The ICS will be fleshed out through field testing in 2014 and 2015. In the 2014 quantitative field test, the IAIS is requiring volunteers to provide information on four balance sheets, for comparative purposes.
1) The group’s existing economic capital models on a consolidated group-wide basis without modification. The IAIS will determine a set of principles that it will create which will be required for comparability purposes while maintaining appropriate risk sensitivity.
2) The group’s consolidated statutory balance sheet in its home jurisdiction (baseline data only).
3) The group’s consolidated balance sheet based on generally accepted accounting principles in the home jurisdiction.
4) A Market Adjusted Valuation using public financial reporting information adjusted based on criteria set by the IAIS to increase comparability. Although the IAIS is not proposing a fully market-based valuation balance sheet, it is asking for market-based valuations using specifications provided by the IAIS for material assets and liabilities. Capital resources will be adjusted based on the ComFrame draft that excludes goodwill, deferred tax assets, certain reinsurance recoverable and subordinated debt.
Liabilities will be based on a current estimate, excluding any prudential margins, although simplified approximation will be allowed. The IAIS will prescribe an adjusted risk free rate curve to be used in the calculation of liabilities.
Stress tests will be used to assess the responsiveness of the balances sheets. These will include an interest rate stress, an equity stress, a mortality stress (for life) and an increased claims stress (for nonlife).
The IAIS will then issue a consultation draft on ICS in December 2014. The IAIS has been exploring the possibility of testing two different target criteria for the ICS, preliminarily described as 99.5-percent value at risk or VaR and 90 percent conditional tail expectation or CTE over one year.
ComFrame
IN 2009, in the wake of the global financial crisis, the IAIS expanded its core principles to 26 and began the development of a Common Framework for the Supervision of Insurance Groups (commonly referred to as ComFrame). The ComFrame project included three formal consultation periods to outline the framework and initial requirements, one each in the summers of 2011 and 2012 and the third consultation was completed in December 2013. The IAIS is currently evaluating the final comments.

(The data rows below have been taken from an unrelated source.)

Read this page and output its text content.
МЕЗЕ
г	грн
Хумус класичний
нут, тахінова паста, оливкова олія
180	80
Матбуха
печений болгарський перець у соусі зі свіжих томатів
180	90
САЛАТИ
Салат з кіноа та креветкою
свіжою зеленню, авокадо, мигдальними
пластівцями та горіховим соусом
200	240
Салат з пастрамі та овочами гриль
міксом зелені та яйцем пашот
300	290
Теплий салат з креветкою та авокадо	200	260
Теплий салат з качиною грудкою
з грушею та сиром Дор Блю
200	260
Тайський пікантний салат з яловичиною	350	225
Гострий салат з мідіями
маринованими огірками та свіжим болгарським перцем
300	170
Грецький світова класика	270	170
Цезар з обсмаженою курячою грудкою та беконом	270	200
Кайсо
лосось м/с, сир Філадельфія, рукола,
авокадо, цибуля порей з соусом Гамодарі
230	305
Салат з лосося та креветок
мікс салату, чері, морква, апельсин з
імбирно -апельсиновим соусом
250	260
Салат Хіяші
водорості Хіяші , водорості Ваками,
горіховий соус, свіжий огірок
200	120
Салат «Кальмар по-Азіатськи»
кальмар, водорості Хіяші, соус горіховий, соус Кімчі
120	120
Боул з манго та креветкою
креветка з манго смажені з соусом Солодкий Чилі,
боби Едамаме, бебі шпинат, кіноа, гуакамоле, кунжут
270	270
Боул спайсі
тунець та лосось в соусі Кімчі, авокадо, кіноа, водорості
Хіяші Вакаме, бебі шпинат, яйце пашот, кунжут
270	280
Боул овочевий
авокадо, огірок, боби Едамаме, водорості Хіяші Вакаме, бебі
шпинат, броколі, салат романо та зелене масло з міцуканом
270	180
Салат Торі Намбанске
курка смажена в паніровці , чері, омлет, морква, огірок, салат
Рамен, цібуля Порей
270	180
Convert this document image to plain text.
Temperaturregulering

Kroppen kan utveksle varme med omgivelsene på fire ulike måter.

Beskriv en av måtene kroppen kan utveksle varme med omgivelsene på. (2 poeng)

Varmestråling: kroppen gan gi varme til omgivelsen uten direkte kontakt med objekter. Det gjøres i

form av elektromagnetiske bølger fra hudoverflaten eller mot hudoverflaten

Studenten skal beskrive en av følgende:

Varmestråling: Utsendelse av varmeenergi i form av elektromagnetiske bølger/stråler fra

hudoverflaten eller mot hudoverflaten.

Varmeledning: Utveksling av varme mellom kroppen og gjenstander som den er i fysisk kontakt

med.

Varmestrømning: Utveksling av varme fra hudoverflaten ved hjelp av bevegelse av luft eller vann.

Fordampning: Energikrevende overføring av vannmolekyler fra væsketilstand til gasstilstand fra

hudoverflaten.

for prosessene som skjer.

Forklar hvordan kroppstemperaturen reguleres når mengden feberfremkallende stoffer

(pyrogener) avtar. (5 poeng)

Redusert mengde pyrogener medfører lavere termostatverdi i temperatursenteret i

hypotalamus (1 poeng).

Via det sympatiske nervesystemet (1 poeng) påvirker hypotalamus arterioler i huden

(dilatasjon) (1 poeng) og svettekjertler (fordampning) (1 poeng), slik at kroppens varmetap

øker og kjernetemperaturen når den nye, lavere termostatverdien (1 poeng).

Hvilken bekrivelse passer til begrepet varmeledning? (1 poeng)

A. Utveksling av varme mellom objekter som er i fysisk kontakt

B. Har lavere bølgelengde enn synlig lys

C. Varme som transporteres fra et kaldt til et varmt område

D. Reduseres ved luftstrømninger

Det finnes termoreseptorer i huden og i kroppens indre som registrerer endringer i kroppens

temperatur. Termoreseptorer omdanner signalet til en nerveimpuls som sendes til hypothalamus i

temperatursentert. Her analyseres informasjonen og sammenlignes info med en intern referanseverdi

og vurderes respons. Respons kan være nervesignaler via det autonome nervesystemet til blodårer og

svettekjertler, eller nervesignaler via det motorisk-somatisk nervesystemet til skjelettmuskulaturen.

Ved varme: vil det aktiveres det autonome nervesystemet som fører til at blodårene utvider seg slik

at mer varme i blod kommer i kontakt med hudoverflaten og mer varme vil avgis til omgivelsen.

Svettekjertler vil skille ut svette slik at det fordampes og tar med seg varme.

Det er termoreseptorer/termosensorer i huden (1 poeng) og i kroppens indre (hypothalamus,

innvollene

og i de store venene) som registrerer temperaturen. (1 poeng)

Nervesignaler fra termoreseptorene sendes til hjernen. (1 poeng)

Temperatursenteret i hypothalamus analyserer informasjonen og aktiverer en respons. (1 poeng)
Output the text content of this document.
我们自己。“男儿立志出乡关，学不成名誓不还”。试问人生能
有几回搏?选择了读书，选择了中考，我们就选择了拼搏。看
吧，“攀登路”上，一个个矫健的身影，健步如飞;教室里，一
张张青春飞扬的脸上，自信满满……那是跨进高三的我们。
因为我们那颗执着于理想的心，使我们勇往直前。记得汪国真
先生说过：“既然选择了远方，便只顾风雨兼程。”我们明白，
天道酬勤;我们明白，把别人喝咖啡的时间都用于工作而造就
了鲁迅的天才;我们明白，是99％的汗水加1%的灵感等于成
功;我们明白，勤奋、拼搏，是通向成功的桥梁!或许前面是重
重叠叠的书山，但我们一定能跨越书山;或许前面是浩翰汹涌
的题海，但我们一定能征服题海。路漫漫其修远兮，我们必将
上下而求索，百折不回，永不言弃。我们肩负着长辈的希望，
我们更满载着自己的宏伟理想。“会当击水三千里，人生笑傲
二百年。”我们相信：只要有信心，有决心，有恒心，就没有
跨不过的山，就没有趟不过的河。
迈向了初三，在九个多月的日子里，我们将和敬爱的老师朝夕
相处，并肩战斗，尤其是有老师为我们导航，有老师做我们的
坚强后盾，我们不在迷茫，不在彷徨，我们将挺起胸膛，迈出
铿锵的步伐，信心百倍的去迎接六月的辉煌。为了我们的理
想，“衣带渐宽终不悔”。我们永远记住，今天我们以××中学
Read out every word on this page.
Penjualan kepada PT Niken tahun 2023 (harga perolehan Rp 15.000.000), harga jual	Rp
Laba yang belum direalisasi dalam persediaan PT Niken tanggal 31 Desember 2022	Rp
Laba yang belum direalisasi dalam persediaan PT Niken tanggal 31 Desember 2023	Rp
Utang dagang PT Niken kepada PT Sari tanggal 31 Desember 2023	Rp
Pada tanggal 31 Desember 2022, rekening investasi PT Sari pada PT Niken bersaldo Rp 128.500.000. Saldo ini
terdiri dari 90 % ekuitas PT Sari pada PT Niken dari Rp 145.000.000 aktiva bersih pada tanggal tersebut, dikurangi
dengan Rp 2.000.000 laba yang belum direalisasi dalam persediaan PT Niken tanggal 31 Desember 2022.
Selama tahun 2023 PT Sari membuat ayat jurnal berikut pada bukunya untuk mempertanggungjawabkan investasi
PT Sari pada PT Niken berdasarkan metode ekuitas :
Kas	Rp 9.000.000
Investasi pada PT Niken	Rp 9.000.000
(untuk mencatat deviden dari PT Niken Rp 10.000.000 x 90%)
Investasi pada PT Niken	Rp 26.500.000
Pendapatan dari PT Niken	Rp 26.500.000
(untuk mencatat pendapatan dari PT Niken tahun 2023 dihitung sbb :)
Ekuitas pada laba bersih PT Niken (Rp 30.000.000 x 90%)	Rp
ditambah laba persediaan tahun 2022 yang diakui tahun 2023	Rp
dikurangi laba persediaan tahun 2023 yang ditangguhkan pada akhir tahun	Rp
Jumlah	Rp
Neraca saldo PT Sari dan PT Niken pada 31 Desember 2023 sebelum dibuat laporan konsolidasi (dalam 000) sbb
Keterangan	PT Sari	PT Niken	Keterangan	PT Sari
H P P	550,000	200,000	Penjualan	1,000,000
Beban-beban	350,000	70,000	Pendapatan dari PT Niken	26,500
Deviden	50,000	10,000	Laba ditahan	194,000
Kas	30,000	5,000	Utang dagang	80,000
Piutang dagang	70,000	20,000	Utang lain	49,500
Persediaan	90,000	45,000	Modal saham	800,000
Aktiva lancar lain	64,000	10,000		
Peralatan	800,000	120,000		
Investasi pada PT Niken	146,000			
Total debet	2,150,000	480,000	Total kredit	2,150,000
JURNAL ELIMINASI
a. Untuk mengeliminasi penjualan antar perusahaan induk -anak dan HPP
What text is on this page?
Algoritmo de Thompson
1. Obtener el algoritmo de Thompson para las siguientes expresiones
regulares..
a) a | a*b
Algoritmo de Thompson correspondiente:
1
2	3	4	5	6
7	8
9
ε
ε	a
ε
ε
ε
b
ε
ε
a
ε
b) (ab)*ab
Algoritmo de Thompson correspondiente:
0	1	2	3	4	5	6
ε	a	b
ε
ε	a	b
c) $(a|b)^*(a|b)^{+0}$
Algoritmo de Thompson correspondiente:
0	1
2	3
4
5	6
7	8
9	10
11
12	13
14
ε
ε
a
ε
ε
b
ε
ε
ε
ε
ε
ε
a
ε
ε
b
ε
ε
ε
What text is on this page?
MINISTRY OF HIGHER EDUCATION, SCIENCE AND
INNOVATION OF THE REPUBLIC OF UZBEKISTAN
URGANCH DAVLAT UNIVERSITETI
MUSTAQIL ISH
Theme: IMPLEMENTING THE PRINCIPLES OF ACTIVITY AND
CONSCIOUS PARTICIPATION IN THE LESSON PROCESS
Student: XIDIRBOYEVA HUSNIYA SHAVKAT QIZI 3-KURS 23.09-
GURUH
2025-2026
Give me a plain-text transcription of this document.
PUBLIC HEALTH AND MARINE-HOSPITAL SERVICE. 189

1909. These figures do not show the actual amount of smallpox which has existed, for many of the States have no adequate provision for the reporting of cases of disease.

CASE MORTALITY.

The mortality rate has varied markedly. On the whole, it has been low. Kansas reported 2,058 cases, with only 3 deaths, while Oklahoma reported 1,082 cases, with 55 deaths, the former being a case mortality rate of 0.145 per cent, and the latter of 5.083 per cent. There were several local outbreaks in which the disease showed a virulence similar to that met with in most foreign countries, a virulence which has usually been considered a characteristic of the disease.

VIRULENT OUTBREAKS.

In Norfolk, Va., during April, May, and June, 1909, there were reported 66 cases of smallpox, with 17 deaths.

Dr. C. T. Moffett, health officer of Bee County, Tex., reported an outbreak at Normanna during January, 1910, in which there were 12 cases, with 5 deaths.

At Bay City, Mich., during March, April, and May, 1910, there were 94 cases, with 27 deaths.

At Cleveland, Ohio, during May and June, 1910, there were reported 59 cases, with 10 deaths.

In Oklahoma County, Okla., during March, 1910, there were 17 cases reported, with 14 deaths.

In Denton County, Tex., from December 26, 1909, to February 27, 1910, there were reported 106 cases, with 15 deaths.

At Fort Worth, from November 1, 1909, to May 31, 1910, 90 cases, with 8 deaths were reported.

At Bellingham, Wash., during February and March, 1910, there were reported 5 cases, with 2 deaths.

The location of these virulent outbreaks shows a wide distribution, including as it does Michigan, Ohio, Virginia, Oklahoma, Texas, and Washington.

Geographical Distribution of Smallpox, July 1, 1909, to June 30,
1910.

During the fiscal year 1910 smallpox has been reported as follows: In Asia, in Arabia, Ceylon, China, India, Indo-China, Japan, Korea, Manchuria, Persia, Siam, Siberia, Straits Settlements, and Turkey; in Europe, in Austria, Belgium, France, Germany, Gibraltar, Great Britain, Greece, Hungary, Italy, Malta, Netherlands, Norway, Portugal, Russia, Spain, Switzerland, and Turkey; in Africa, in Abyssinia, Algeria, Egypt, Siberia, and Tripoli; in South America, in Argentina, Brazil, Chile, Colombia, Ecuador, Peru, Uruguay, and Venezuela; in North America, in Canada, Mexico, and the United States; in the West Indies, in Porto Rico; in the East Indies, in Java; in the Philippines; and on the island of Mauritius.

In the course of the development phase, the ComFrame proposal has undergone considerable revisions in its wording, but the scope of the project has changed little.
The 2013 consultation draft was been reduced to three modules. It also added certain preconditions assumed to be in place related to legal authority of the supervisor, sufficient regulatory resources and confidentiality.
Module one focuses on the definition of an IAIG that will be subject to ComFrame. Although there is some supervisory discretion, the criteria have changed little in three years:
A group must write business in three or more jurisdictions, including branch activity.
The percentage of gross premiums written outside the home jurisdiction is at least 10 percent of the group’s total gross written premium.
The group must have total assets related to the insurance business of at least $50 billion or gross written premiums of at least $10 billion.
Module one also sets criteria for the selection of the group-wide supervisor if there is a disagreement in the college, based on location of the head of the IAIG, where insurance business activities are controlled, where the largest proportion of balance sheet is located, or where the main business activities are undertaken.
The IAIS is currently field testing the criteria and the level of discretion needed for deciding if a group should be classified as an IAIG.
Module two focuses on the action that must be taken by the IAIG. These requirements related to management structure, governance, enterprise risk management and capital adequacy. The biggest issue for this module concerns capital resources and requirements.
A decision on these issues has been deferred to field-testing, as described below.
Module three details the role of the group-wide supervisor and the coordination process in the colleges. Only two sections of this module (the group-wide supervisory process and supervisory colleges and cooperation) were released in the consultation. The third area, crisis management and resolution, is still being drafted pending additional work by the Financial Stability Board on the Key Attributes of Effective Resolution and Recovery Plans, but will include requirements for cooperative agreements, recovery and resolution plans, and crisis management groups.
The IAIS continues to debate which of these aspects will apply to IAIGs and which will only apply to global systemically important insurers. This section will be released for consultation in mid-2014. It is also possible that the IAIS or a newly formed FSB working group on crisis management for insurers might develop a binding agreement regarding distribution of funds in a crisis to avoid the ring-fencing of available funds by local supervisors. However, such a proposal would likely face opposition from certain regulators.